Industry figures and government projections predict the reforms announced in this year’s Budget will accelerate the long-running shift from private sector defined benefit to DC, despite the pensions bill enabling the creation of middle-way schemes that share risk.

Webb made his comments during a keynote speech at law firm Eversheds’ annual pensions conference in London on Tuesday. “Risk-sharing, I think, will funnily enough turn out to be the most revolutionary thing I’ve talked about today,” he said.

But questions have been raised over employers’ appetite for shared-risk schemes, which ask them to back more of a DB-style ‘promise’ of future income.

Webb said: “I’m not asking them to go back to DB, I’m simply saying employers will start to see that employees don’t like having all the volatility and risk in their corner. And when that demand is expressed, that space in the middle will become attractive.”

He added that the intention is to have the legislation fully in place by April 2016 in time for the the end of contracting out

Adrian Boulding, pensions strategy director at insurer Legal & General, asked Webb about conflicts of interest that could arise from trustees marketing CDC to younger members based on the payouts awarded to maturing members, who may be receiving more generous levels than are affordable in future.

“What we have seen in Holland is younger people protesting that older people have been given payouts that are too generous and that the younger people can’t hope to enjoy,” Boulding said.

Webb said it is important to learn from the mistakes of Dutch schemes, which he said failed to communicate to members the nature of their rights. “Overselling CDC would be a crime,” he said.

The minister cited an example of a European pension fund moving members into a CDC arrangement once they reached their mid-40s. He added: “I would be keen to see people market CDC as reduced volatility, I think that’s the strongest objective basis for it. But I think we have to be wary of overplaying it.”

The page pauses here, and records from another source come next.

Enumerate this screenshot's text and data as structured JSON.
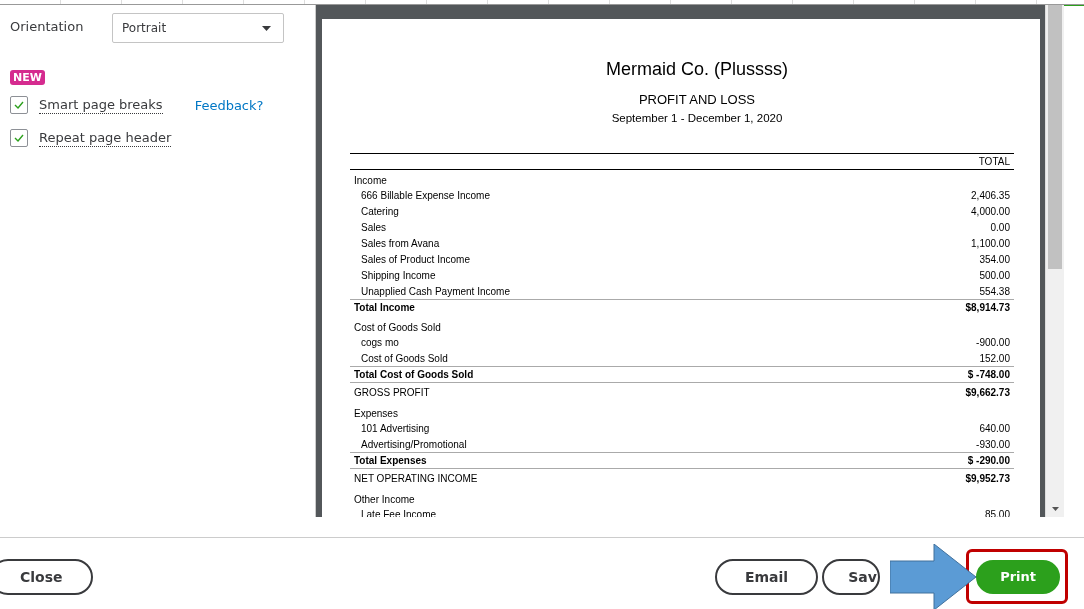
{
  "settings": {
    "orientation": {
      "label": "Orientation",
      "value": "Portrait"
    },
    "badge": "NEW",
    "options": [
      {
        "label": "Smart page breaks",
        "checked": true,
        "link": "Feedback?"
      },
      {
        "label": "Repeat page header",
        "checked": true
      }
    ]
  },
  "report": {
    "company": "Mermaid Co. (Plussss)",
    "title": "PROFIT AND LOSS",
    "period": "September 1 - December 1, 2020",
    "column": "TOTAL",
    "rows": [
      {
        "kind": "section",
        "name": "Income"
      },
      {
        "kind": "item",
        "name": "666 Billable Expense Income",
        "value": "2,406.35"
      },
      {
        "kind": "item",
        "name": "Catering",
        "value": "4,000.00"
      },
      {
        "kind": "item",
        "name": "Sales",
        "value": "0.00"
      },
      {
        "kind": "item",
        "name": "Sales from Avana",
        "value": "1,100.00"
      },
      {
        "kind": "item",
        "name": "Sales of Product Income",
        "value": "354.00"
      },
      {
        "kind": "item",
        "name": "Shipping Income",
        "value": "500.00"
      },
      {
        "kind": "item",
        "name": "Unapplied Cash Payment Income",
        "value": "554.38"
      },
      {
        "kind": "total",
        "name": "Total Income",
        "value": "$8,914.73"
      },
      {
        "kind": "section",
        "name": "Cost of Goods Sold"
      },
      {
        "kind": "item",
        "name": "cogs mo",
        "value": "-900.00"
      },
      {
        "kind": "item",
        "name": "Cost of Goods Sold",
        "value": "152.00"
      },
      {
        "kind": "total",
        "name": "Total Cost of Goods Sold",
        "value": "$ -748.00"
      },
      {
        "kind": "summary",
        "name": "GROSS PROFIT",
        "value": "$9,662.73"
      },
      {
        "kind": "section",
        "name": "Expenses"
      },
      {
        "kind": "item",
        "name": "101 Advertising",
        "value": "640.00"
      },
      {
        "kind": "item",
        "name": "Advertising/Promotional",
        "value": "-930.00"
      },
      {
        "kind": "total",
        "name": "Total Expenses",
        "value": "$ -290.00"
      },
      {
        "kind": "summary",
        "name": "NET OPERATING INCOME",
        "value": "$9,952.73"
      },
      {
        "kind": "section",
        "name": "Other Income"
      },
      {
        "kind": "item",
        "name": "Late Fee Income",
        "value": "85.00"
      }
    ]
  },
  "footer": {
    "buttons": [
      {
        "label": "Close",
        "kind": "secondary"
      },
      {
        "label": "Email",
        "kind": "secondary"
      },
      {
        "label": "Sav",
        "kind": "secondary"
      },
      {
        "label": "Print",
        "kind": "primary"
      }
    ]
  }
}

Conservative MP David Willetts, author of The Pinch, which analysed intergenerational unfairness, told delegates the industry had missed some potential “compromise points” between DB and DC, adding: “I don’t think pure DC will be the end of the debate, I think we will see a reaction.”

He said many employers in the future will struggle to shed staff who cannot afford to retire as a result of poor financial decisions, exacerbated by the new freedoms.

“There will have to be ad hoc payments to get them to go,” he said, “which I’m afraid is the pensions cycle repeating itself, because this is the historical origin of company structured defined benefit pension schemes.”

Nigel Stanley, speaking as head of campaigns and communication at the Trades Union Congress, said in the short term the focus should be on good defaults and called for a trust-based decumulation vehicle.

However, for the longer term, he said there should be a “strong public policy initiative” to set up CDC.

Stanley, who is also a trustee member at Nest, added: “I welcome the fact that the current law has been cleared to allow them, I don’t actually think very many will happen, and certainly people who don’t work for big, responsible, dare I say paternalistic, companies will ever get the chance to be in one unless there’s a public policy initiative to do that.”